Regulatory Genomics

The identity of a cell is fundamentally governed by the set of genes expressed from its genome. Thus gene expression regulation is a key process for brain development and cell type specification, but also for cognitive functions such as learning and memory. We are working on understanding how the human genome achieves the extraordinary regulatory complexity required for fine-tuning gene expression in the human brain. We focus on two key areas: the role of non-coding regulatory elements and non-coding RNAs such as circular RNAs.

The role of enhancer elements in the human brain

The vast area of the human genome that does not encode proteins is a major player in orchestrating gene expression. Among non-coding DNA, enhancers are distal regulatory regions that play key roles in controlling tissue-specific and developmentally-regulated gene expression. Thousands of candidate enhancers have been characterized biochemically in the human brain (eg. PsychENCODE). The next challenge lies in determining which candidate enhancers are active in a given brain cell type and cell state, and what genes they regulate.

We have previously shown that enhancer RNAs mark brain-specific enhancers that are enriched for genetic variants associated with autism spectrum disorders (Yao et al. 2015). Genetic variants associated with schizophrenia, major depressive disorder, Alzheimer’s disease and brain cancers are also enriched in enhancers.

We are currently working on identifying the genes regulated by enhancers in brain cells through high-throughput functional testing of thousands of enhancers using CRISPRi screens.

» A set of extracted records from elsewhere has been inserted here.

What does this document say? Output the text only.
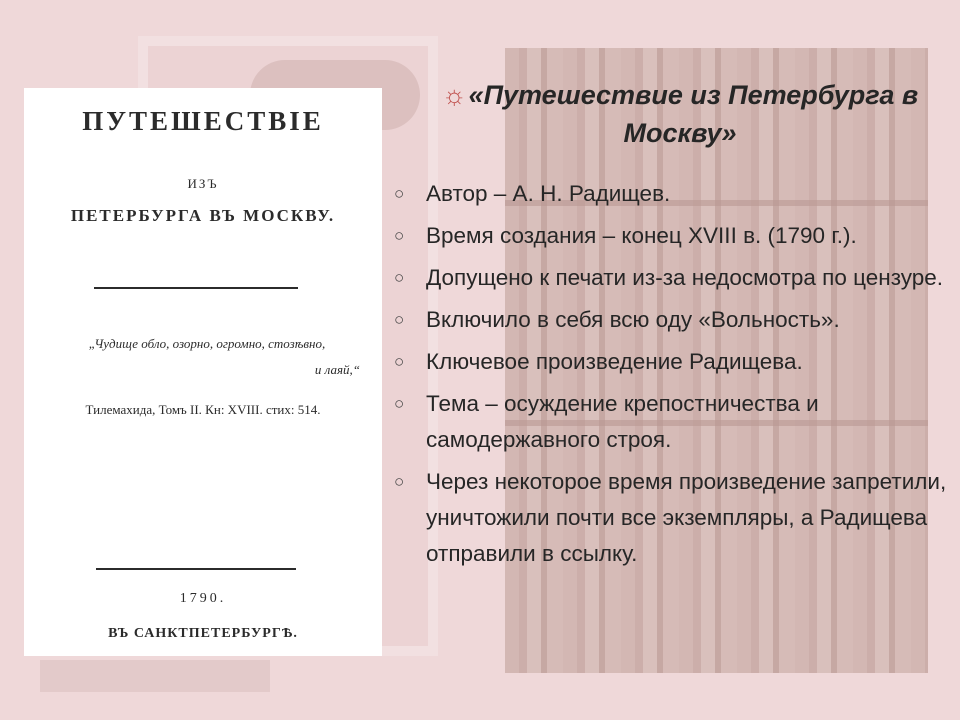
ПУТЕШЕСТВIЕ
ИЗЪ
ПЕТЕРБУРГА ВЪ МОСКВУ.
„Чудище обло, озорно, огромно, стозѣвно,
и лаяй,“
Тилемахида, Томъ II. Кн: XVIII. стих: 514.
1790.
ВЪ САНКТПЕТЕРБУРГѢ.
☼«Путешествие из Петербурга в Москву»
○ Автор – А. Н. Радищев.
○ Время создания – конец XVIII в. (1790 г.).
○ Допущено к печати из-за недосмотра по цензуре.
○ Включило в себя всю оду «Вольность».
○ Ключевое произведение Радищева.
○ Тема – осуждение крепостничества и самодержавного строя.
○ Через некоторое время произведение запретили, уничтожили почти все экземпляры, а Радищева отправили в ссылку.
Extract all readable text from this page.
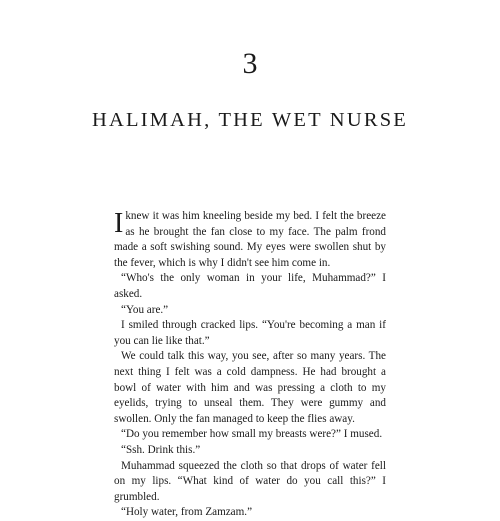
3
HALIMAH, THE WET NURSE

Iknew it was him kneeling beside my bed. I felt the breeze as he brought the fan close to my face. The palm frond made a soft swishing sound. My eyes were swollen shut by the fever, which is why I didn't see him come in.

“Who's the only woman in your life, Muhammad?” I asked.

“You are.”

I smiled through cracked lips. “You're becoming a man if you can lie like that.”

We could talk this way, you see, after so many years. The next thing I felt was a cold dampness. He had brought a bowl of water with him and was pressing a cloth to my eyelids, trying to unseal them. They were gummy and swollen. Only the fan managed to keep the flies away.

“Do you remember how small my breasts were?” I mused.

“Ssh. Drink this.”

Muhammad squeezed the cloth so that drops of water fell on my lips. “What kind of water do you call this?” I grumbled.

“Holy water, from Zamzam.”
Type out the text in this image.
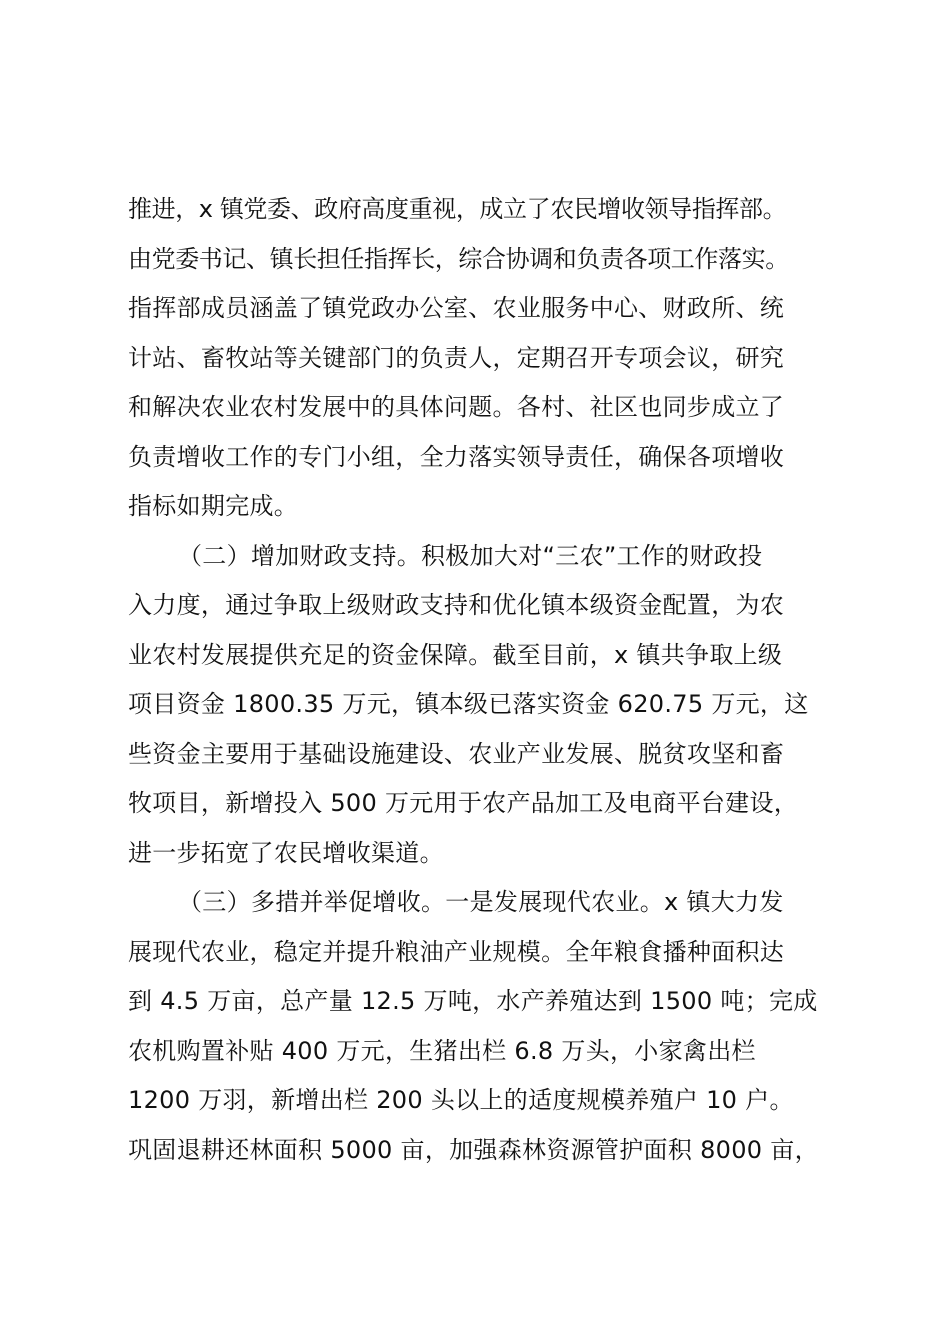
推进，x 镇党委、政府高度重视，成立了农民增收领导指挥部。
由党委书记、镇长担任指挥长，综合协调和负责各项工作落实。
指挥部成员涵盖了镇党政办公室、农业服务中心、财政所、统
计站、畜牧站等关键部门的负责人，定期召开专项会议，研究
和解决农业农村发展中的具体问题。各村、社区也同步成立了
负责增收工作的专门小组，全力落实领导责任，确保各项增收
指标如期完成。
（二）增加财政支持。积极加大对“三农”工作的财政投
入力度，通过争取上级财政支持和优化镇本级资金配置，为农
业农村发展提供充足的资金保障。截至目前，x 镇共争取上级
项目资金 1800.35 万元，镇本级已落实资金 620.75 万元，这
些资金主要用于基础设施建设、农业产业发展、脱贫攻坚和畜
牧项目，新增投入 500 万元用于农产品加工及电商平台建设，
进一步拓宽了农民增收渠道。
（三）多措并举促增收。一是发展现代农业。x 镇大力发
展现代农业，稳定并提升粮油产业规模。全年粮食播种面积达
到 4.5 万亩，总产量 12.5 万吨，水产养殖达到 1500 吨；完成
农机购置补贴 400 万元，生猪出栏 6.8 万头，小家禽出栏
1200 万羽，新增出栏 200 头以上的适度规模养殖户 10 户。
巩固退耕还林面积 5000 亩，加强森林资源管护面积 8000 亩，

The biogenesis and function of circular RNAs in the human brain

Circular RNAs (circRNAs) are RNA molecules formed by back-splicing of exon-exon junctions. A distinguishing property of circRNAs, observed across drosophila, mouse and humans, is their enrichment in the nervous system relative to other tissues. We became interested in circRNAs due to their enrichment and dynamic regulation in brain cells, and their increased stability which may confer an advantage for regulatory roles in the cell.

We are exploring the biogenesis and functions of circular RNAs in the human brain. We have carried out a large scale characterisation of circRNA expression in the human brain (Gokool et al. 2020) and together with the Weatheritt lab have explored the evolutionary aspects of circRNA biogenesis (Santos-Rodriguez et al. 2021).

We are currently working on: (i) identifying circRNAs with regulatory roles in brain cells, and (ii) better understanding the biogenesis of circRNA in the brain, in particular the factors that lead to the high circRNA abundance in brain cells relative to other tissues.

Methodological projects

Benchmarking of gene expression deconvolution

Gene expression measurements, similarly to DNA methylation and proteomic measurements, are strongly influenced by cellular composition. We are interested in controlling the effect of cellular composition on our analyses of bulk gene expression, and have carried out an extensive benchmarking of deconvolution methods on human brain data (Sutton et al, 2021).

Topological data analysis

We are interested in methods that can capture non-linear relationships in gene expression data. Topological data analysis uses concepts from topology to extract information from multi-dimensional data. We have developed TDAview (Walsh et al. 2020), a user-friendly implementation and visualization of the Mapper algorithm. We are also curious about the information that persistent homology can extract from gene expression data (Shnier at el. 2019).